Due to its location, the town doesn’t attract as many tourists as other similar spots such as Asakusa, as people either see it as a bit out of the way, or are oblivious to its existence. For local businesses this could be seen as a problem, but for the traveller it’s a blessing. During weekdays, it’s practically empty, and although the weekend sees its fair share of visitors, it isn’t to the extent that you’re getting out of people’s way more than you’re taking in the sites.
Shibamata station can be accessed on the Keisei-Kanamachi line. You can also go to Shin-Shibamata station, on the Hokuso line, but it’s about a fifteen minute walk from there to the action. Either way it’s only about 25 minutes from Ueno, which makes me wonder why it isn’t a more visited spot.
The first port of call is the Taishakuten-Sando; a winding, pedestrianised street leading from the station. On either side there are shops selling souvenirs, and different Japanese snacks. If you’re hankering for some pickles, for example, you will not be disappointed here.
As ever in Japan, the owners of these stores are standing at the front, trying to lure you in with their polite and jovial welcomes. It’s a fun walk not just for the products on offer, but for the atmosphere generated.
There are also some old-style restaurants here, with soba being a particularly popular option. On top of this, the air is filled with the aroma of grilled meat, as some places cook their yakiniku outside, hoping passers-by will follow their nose towards some chicken skewers.
At the end of the street is probably Shibamata’s main attraction, Taishakuten Daikyoji, a beautiful temple in the middle of one of the most peaceful religious sites that I’ve visited in the whole country. You don’t have to enter the temple itself to enjoy the place, as there are serene gardens surrounding the structure, and even a sculpture gallery should you want a quick fix of art.
A nice backdrop to the walk is that the area is famous for a series of classic films, Otoko wa tsurai yoor It’s Tough Being a Man in English. There’s a statue of the main character, Tora-san, at the station, and numerous caricatures on sale. Pretty much everything you walk past was featured in the films.

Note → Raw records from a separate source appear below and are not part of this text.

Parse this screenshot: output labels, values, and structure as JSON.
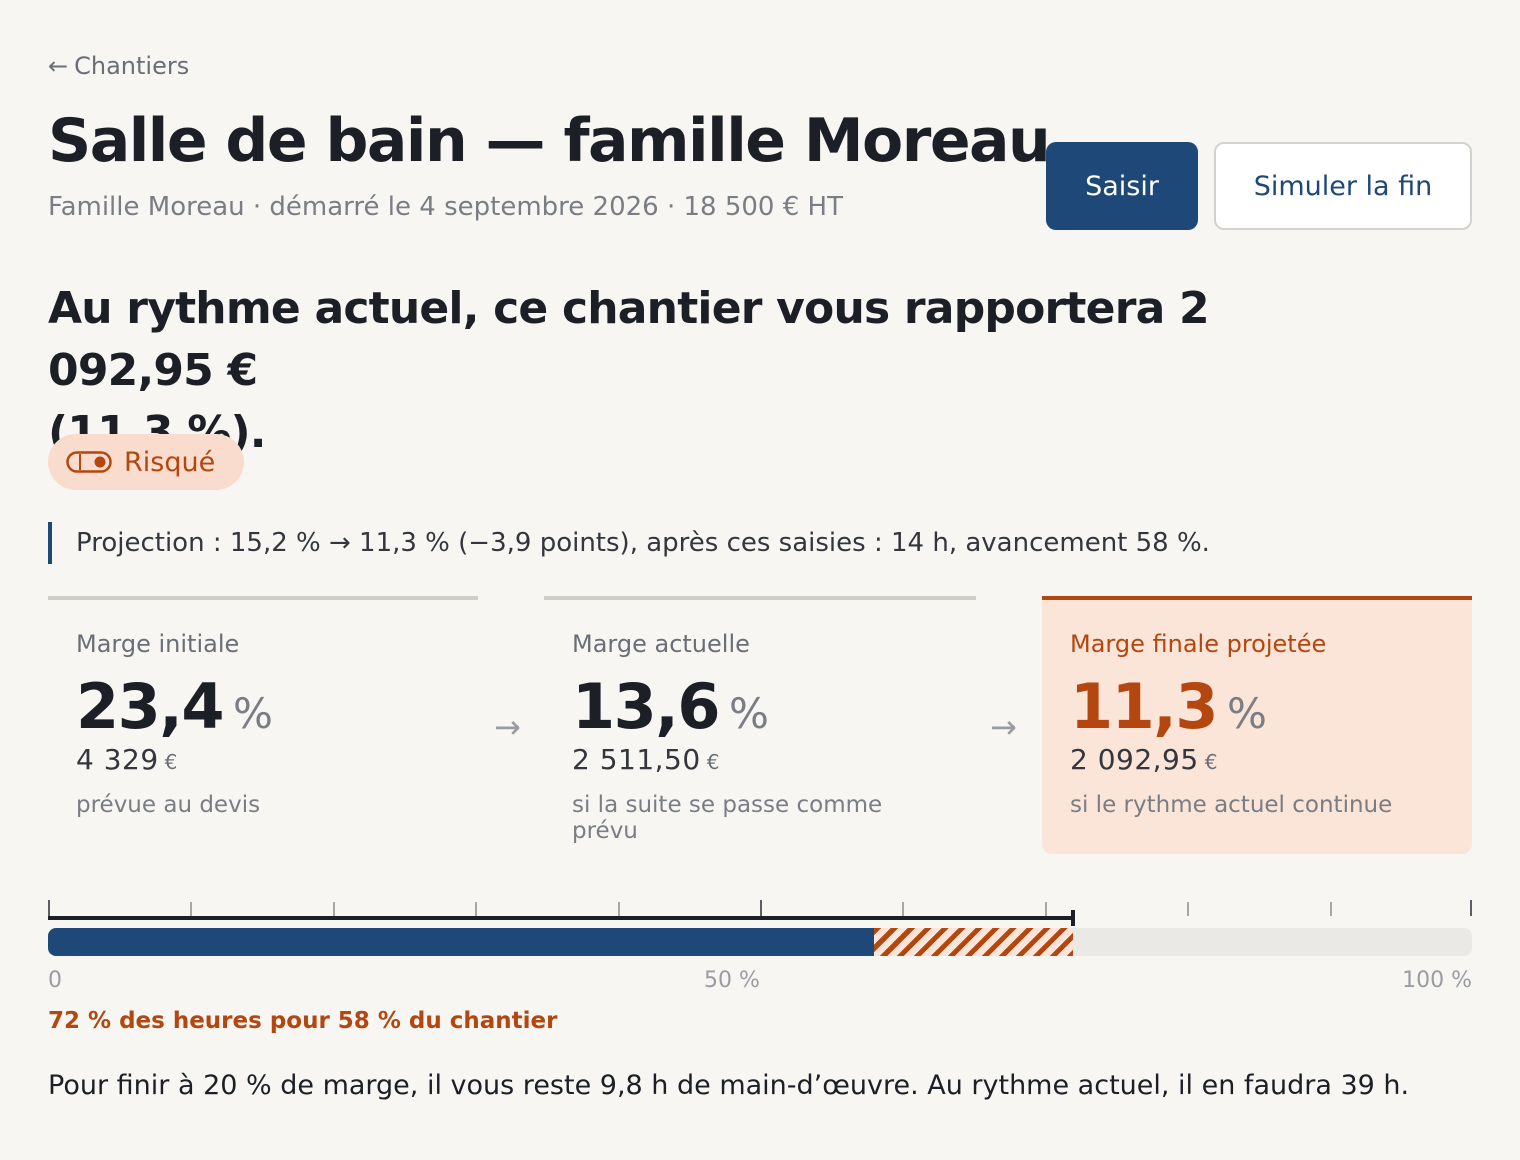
{
  "nav": {
    "back_label": "Chantiers"
  },
  "header": {
    "title": "Salle de bain — famille Moreau",
    "subtitle": "Famille Moreau · démarré le 4 septembre 2026 · 18 500 € HT",
    "primary_button": "Saisir",
    "secondary_button": "Simuler la fin"
  },
  "summary": {
    "headline_line1": "Au rythme actuel, ce chantier vous rapportera 2 092,95 €",
    "headline_line2": "(11,3 %).",
    "status_badge": "Risqué",
    "projection": "Projection : 15,2 % → 11,3 % (−3,9 points), après ces saisies : 14 h, avancement 58 %."
  },
  "margins": [
    {
      "label": "Marge initiale",
      "pct": "23,4",
      "unit": "%",
      "amount": "4 329",
      "currency": "€",
      "note": "prévue au devis"
    },
    {
      "label": "Marge actuelle",
      "pct": "13,6",
      "unit": "%",
      "amount": "2 511,50",
      "currency": "€",
      "note": "si la suite se passe comme prévu"
    },
    {
      "label": "Marge finale projetée",
      "pct": "11,3",
      "unit": "%",
      "amount": "2 092,95",
      "currency": "€",
      "note": "si le rythme actuel continue"
    }
  ],
  "arrow_glyph": "→",
  "progress": {
    "hours_used_pct": 72,
    "completion_pct": 58,
    "axis_labels": [
      "0",
      "50 %",
      "100 %"
    ],
    "caption": "72 % des heures pour 58 % du chantier"
  },
  "footer_note": "Pour finir à 20 % de marge, il vous reste 9,8 h de main-d’œuvre. Au rythme actuel, il en faudra 39 h.",
  "colors": {
    "primary": "#1e4878",
    "risk": "#b3470f",
    "risk_bg": "#fbe4d8",
    "background": "#f7f6f3"
  },
  "icons": {
    "badge": "toggle-icon"
  }
}
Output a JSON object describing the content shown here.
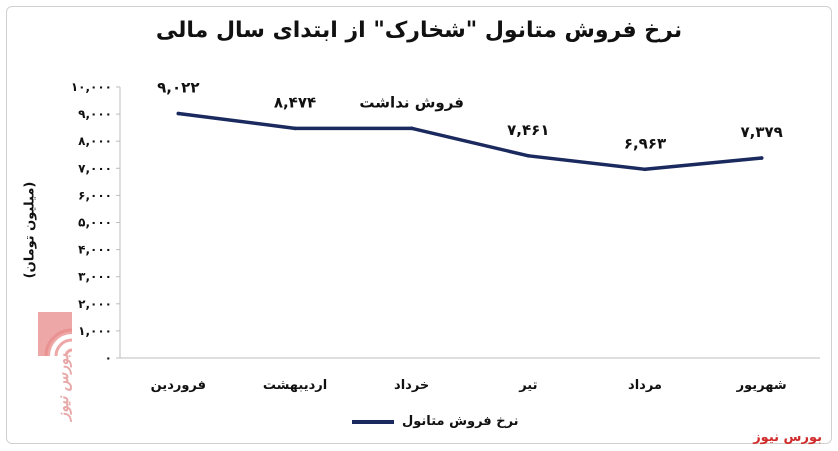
{
  "chart_data": {
    "type": "line",
    "title": "نرخ فروش متانول \"شخارک\" از ابتدای سال مالی",
    "ylabel": "(میلیون تومان)",
    "xlabel": "",
    "ylim": [
      0,
      10000
    ],
    "y_ticks": [
      "۰",
      "۱,۰۰۰",
      "۲,۰۰۰",
      "۳,۰۰۰",
      "۴,۰۰۰",
      "۵,۰۰۰",
      "۶,۰۰۰",
      "۷,۰۰۰",
      "۸,۰۰۰",
      "۹,۰۰۰",
      "۱۰,۰۰۰"
    ],
    "categories": [
      "فروردین",
      "اردیبهشت",
      "خرداد",
      "تیر",
      "مرداد",
      "شهریور"
    ],
    "series": [
      {
        "name": "نرخ فروش متانول",
        "values": [
          9022,
          8474,
          8474,
          7461,
          6963,
          7379
        ],
        "labels": [
          "۹,۰۲۲",
          "۸,۴۷۴",
          "فروش نداشت",
          "۷,۴۶۱",
          "۶,۹۶۳",
          "۷,۳۷۹"
        ],
        "color": "#1b2a5e"
      }
    ],
    "grid": false,
    "legend": "bottom"
  },
  "source": "بورس نیوز",
  "watermark": "بورس نیوز"
}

There is even a Tora-san museum behind the temple grounds for anyone with a keen interest in the series. If you don’t, or have never seen any of them, then there are Japanese gardens nearby which are free to enter, and tranquil; perfect for a wander around.
From there, it’s not a long walk to the river. It’s a popular place to go for a cycle, play a casual bit of sport, or even have a picnic. It is also the site of an old ferry landing for farmers, and if you feel like it, you can get a short ride across the river in one of the traditional boats used for the journey.
The chances are you’ll be pretty tired after all the walking around, and possibly a little dazed after such a peaceful experience. The perfect time, then, to go for a sit-down and a cup of tea or coffee.
And if this is the case, you’re in luck. Near Shin-Shibamata station there is a French cake shop called Biscuit. The shop itself is quite famous around these parts, and can be quite busy. If you can get into the little café at the side, though, you’re in for a treat.
The coffee is good, and the cakes are fantastic. Fruity, creamy, or chocolaty; whatever your taste you’re well catered for. I’ve been in the café when I’ve not even been hungry, and I could honestly eat everything in there if I was given the chance.
It’s the perfect way to end a day in which you feel like you’ve stepped back in time. Shibamata is certainly a good place to go for those looking for a slightly quieter glimpse into Japan’s past.